Instabilità. Non è la previsione meteo, ma la previsione politica. Sembra evidente che non ci sia accordo sugli ideali, sulle visioni, sulle prospettive. Anche dal punto di vista storico si mescolano i valori della resistenza con quelli del vaffa, quelli del liberismo con quelli del socialismo. E le persone si ostacolano testa a testa, come antagonisti caratteriali. I media non sono super partes, si schierano anch’essi, disordinatamente, e si arrabattano a cercare giustificazioni per spiegare quel che succede ad un pubblico stordito da messaggi confusi. Eppure il nemico è alle porte, pandemia e inquinamento; e dentro le mura abbiamo incompetenza e burocrazia. La gestione del Paese è bloccata dalla mancanza di centinaia di decreti attuativi. I talkshow e i social soffiano sul fuoco, oppure cazzeggiano sugli spettacoli trash. Quanti sono i giornalisti seri? Spero tanti, perché sono loro che proteggono la società democratica raccontando i fatti con trasparenza.
154 – MAXI PROCESSO
Imputati più di 300 (in prigione), testimoni più di 900, avvocati più di 600, aula-bunker grande come un campo da calcio. Le riprese tv sono interdette. Peccato: i media possono aumentare la trasparenza della società democratica. Ma comunque se ne parla relativamente poco.

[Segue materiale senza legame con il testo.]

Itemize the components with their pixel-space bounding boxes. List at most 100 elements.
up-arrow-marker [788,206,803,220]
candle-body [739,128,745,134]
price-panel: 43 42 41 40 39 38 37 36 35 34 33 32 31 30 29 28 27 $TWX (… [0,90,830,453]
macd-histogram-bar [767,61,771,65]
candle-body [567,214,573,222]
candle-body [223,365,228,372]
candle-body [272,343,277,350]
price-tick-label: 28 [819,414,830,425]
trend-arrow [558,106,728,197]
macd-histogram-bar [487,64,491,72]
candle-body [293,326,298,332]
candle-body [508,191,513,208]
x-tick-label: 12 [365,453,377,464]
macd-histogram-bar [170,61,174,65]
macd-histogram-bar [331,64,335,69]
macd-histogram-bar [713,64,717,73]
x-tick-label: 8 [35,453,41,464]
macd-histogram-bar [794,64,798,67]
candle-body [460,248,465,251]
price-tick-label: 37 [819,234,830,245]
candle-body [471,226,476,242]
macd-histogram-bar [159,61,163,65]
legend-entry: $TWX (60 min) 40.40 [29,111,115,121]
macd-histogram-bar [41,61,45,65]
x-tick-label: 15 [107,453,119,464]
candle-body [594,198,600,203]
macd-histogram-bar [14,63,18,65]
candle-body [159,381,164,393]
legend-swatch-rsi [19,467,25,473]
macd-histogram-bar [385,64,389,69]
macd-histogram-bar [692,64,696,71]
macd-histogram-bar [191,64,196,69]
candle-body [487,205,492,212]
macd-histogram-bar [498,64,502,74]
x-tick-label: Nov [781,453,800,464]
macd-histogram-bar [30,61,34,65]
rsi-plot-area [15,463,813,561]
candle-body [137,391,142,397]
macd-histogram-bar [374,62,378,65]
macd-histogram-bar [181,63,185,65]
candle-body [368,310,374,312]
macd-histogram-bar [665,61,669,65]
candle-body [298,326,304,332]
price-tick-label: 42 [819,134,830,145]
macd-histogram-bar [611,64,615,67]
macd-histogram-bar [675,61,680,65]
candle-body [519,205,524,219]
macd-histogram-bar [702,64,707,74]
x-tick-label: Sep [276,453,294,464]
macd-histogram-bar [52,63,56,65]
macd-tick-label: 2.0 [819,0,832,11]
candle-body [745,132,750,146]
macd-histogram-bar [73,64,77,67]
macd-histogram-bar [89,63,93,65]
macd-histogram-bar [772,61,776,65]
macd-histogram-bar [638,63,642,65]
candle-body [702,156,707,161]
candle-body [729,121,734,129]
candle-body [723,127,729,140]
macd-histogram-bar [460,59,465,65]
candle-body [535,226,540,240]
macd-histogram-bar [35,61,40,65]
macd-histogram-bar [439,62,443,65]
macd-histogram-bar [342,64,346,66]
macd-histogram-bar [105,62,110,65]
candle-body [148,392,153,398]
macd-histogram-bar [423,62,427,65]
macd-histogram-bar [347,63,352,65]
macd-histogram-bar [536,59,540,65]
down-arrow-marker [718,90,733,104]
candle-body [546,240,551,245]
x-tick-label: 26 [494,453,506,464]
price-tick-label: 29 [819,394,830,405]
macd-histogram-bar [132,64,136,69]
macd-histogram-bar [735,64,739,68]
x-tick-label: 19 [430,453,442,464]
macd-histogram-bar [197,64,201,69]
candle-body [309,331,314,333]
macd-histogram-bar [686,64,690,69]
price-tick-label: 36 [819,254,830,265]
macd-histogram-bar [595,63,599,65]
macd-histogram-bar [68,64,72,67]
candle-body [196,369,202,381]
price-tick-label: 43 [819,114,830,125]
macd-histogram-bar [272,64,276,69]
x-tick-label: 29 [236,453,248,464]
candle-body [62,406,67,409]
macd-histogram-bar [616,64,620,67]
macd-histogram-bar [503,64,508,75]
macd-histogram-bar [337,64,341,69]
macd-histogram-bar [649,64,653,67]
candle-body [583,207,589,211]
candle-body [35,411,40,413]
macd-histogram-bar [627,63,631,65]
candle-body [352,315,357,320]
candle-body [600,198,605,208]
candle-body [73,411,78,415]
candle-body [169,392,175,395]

Forse perché Lamezia in Calabria è lontana dai palcoscenici di Roma? Forse perché i delitti di ‘ndrangheta sono meno eclatanti di un omicidio o di un incidente stradale? Così va il mondo, ahinoi. Media e social si rincorrono dietro all’emozione dei divi, al patologico mercato dei voti in Parlamento e trascurano le periferie sociali del crimine, dove disuguaglianze e contraddizioni sono più acute. O c’è sotto qualche altra motivazione per far obliare Gratteri? Chi volesse conoscere nomi, cognomi e soprannomi degli indagati può trovarli anche qui.
155 – AFFARI DI STATO
Un contratto mal redatto potrebbe essere anche non legale. In un mercato privato chi compra e chi vende si tutela. In politica la compravendita di voti sembra affare corrente. In politica la compravendita di medicinali sembra un disastro. A cominciare dai contratti segretati, ai tempi e alle quantità da consegnare, alle dosi previste nei flaconi, ai bugiardini incompleti. Per non parlare dell’organizzazione dei vaccinatori, con poche e confuse regole ed esiti incerti. Potrebbe giovare, approfittando delle vaccinazioni, tracciare sistematicamente la popolazione (non c’è riuscita l’App Immuni!), anche in vista di probabili future ondate epidemiche. Invece si procede a vista e a segmenti, rincorrendo i casi. L’organizzazione digitalizzata dei dati è possibile. Manca una tessera sanitaria nazionale efficiente, eppure un Supermercato qualunque mi ha schedato perfino quante sono le caramelle che compero!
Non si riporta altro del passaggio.